Let us try the model without the winter feature
set.seed(7)
model = naiveBayes(Inspection_Results ~ City + Reason + RiskLevel + Type + SectionViolations, data=training)
# Predict using the model and the validation dataset
Predict <- predict(model,newdata = testing )
#Confusion matrix to check accuracy
cm <- table(Predict, testing$Inspection_Results )
sum(diag(cm)) / sum(cm) # Accuracy
[1] 0.7663113
rm(model, Predict, cm)
Almost no difference in accuracy. Assuming a simpler model is a better model, I will omit winter. I am skeptical of SectionViolations and will try the model without it.
set.seed(7)
model = naiveBayes(Inspection_Results ~ City + Reason + RiskLevel + Type, data=training)

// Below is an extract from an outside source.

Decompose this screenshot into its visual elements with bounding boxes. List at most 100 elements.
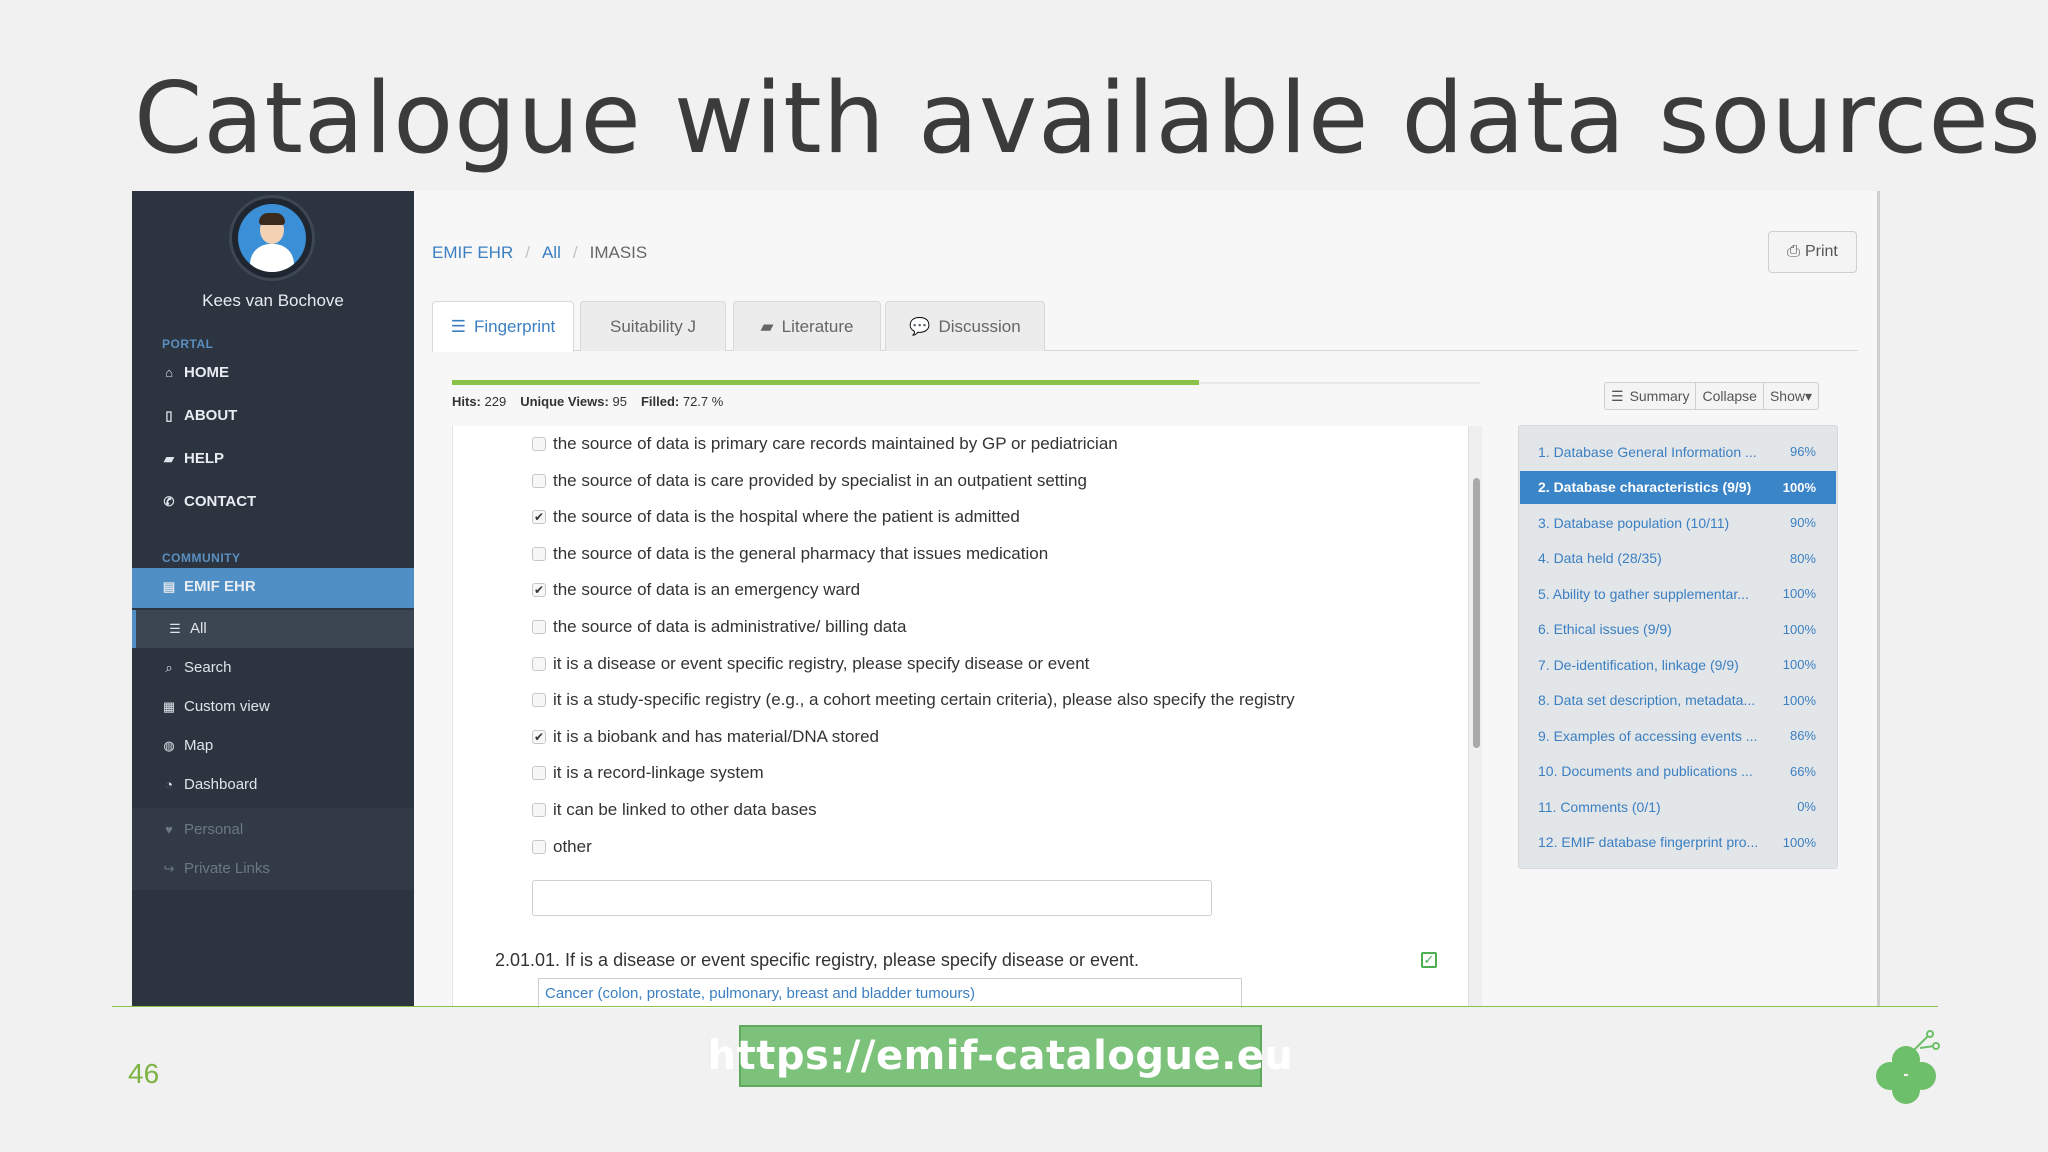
option-label: it is a record-linkage system [553, 763, 764, 783]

# Predict using the model and the validation dataset
Predict <- predict(model,newdata = testing )
#Confusion matrix to check accuracy
cm <- table(Predict, testing$Inspection_Results )
(sum(cm) - sum(diag(cm))) / sum(cm) #Accuracy
[1] 0.4508559
rm(model, Predict, cm)
I was wrong!! SectionViolations is important! I will put SectionViolations back in as a feature but try to omit City.
set.seed(7)
model = naiveBayes(Inspection_Results ~ Reason + RiskLevel + Type + SectionViolations, data=training)
# Predict using the model and the validation dataset
Predict <- predict(model,newdata = testing )
#Confusion matrix to check accuracy
cm <- table(Predict, testing$Inspection_Results )
sum(diag(cm)) / sum(cm) # Accuracy
[1] 0.7664198
rm(model, Predict, cm)
It appears City has no impact on the model. Now I will try the model without Type
set.seed(7)
model = naiveBayes(Inspection_Results ~ Reason + RiskLevel + SectionViolations, data=training)
# Predict using the model and the validation dataset
Predict <- predict(model,newdata = testing )
#Confusion matrix to check accuracy
cm <- table(Predict, testing$Inspection_Results )
sum(diag(cm)) / sum(cm) # Accuracy
[1] 0.7748026
rm(model, Predict, cm)
Only marginal, but this model is the best so far. Maybe I need to do something with the Type with NA. Try the model with Type without NA’s
set.seed(7)
model = training %>%
filter(!is.na(Type)) %>%
naiveBayes(Inspection_Results ~ Reason + RiskLevel + SectionViolations + Type, data=.)
# Predict using the model and the validation dataset
Predict <- predict(model,newdata = testing )
#Confusion matrix to check accuracy
cm <- table(Predict, testing$Inspection_Results )
sum(diag(cm)) / sum(cm) # Accuracy
[1] 0.7483519
rm(model, Predict, cm)
As I suspected earlier, we lose something when Type of NA is omitted. I guess the NA’s are predictive, but Type still not helpful. From what I tried, the best Naive Bayes model gets around 77% accuracy with the model = naiveBayes(Inspection_Results ~ Reason + RiskLevel + SectionViolations, data=training).
Just an aside, this “challenge” was on MachineHack but had ended before I found it. Of course it does not really matter since my results are not as good as the top models submitted to the challenge.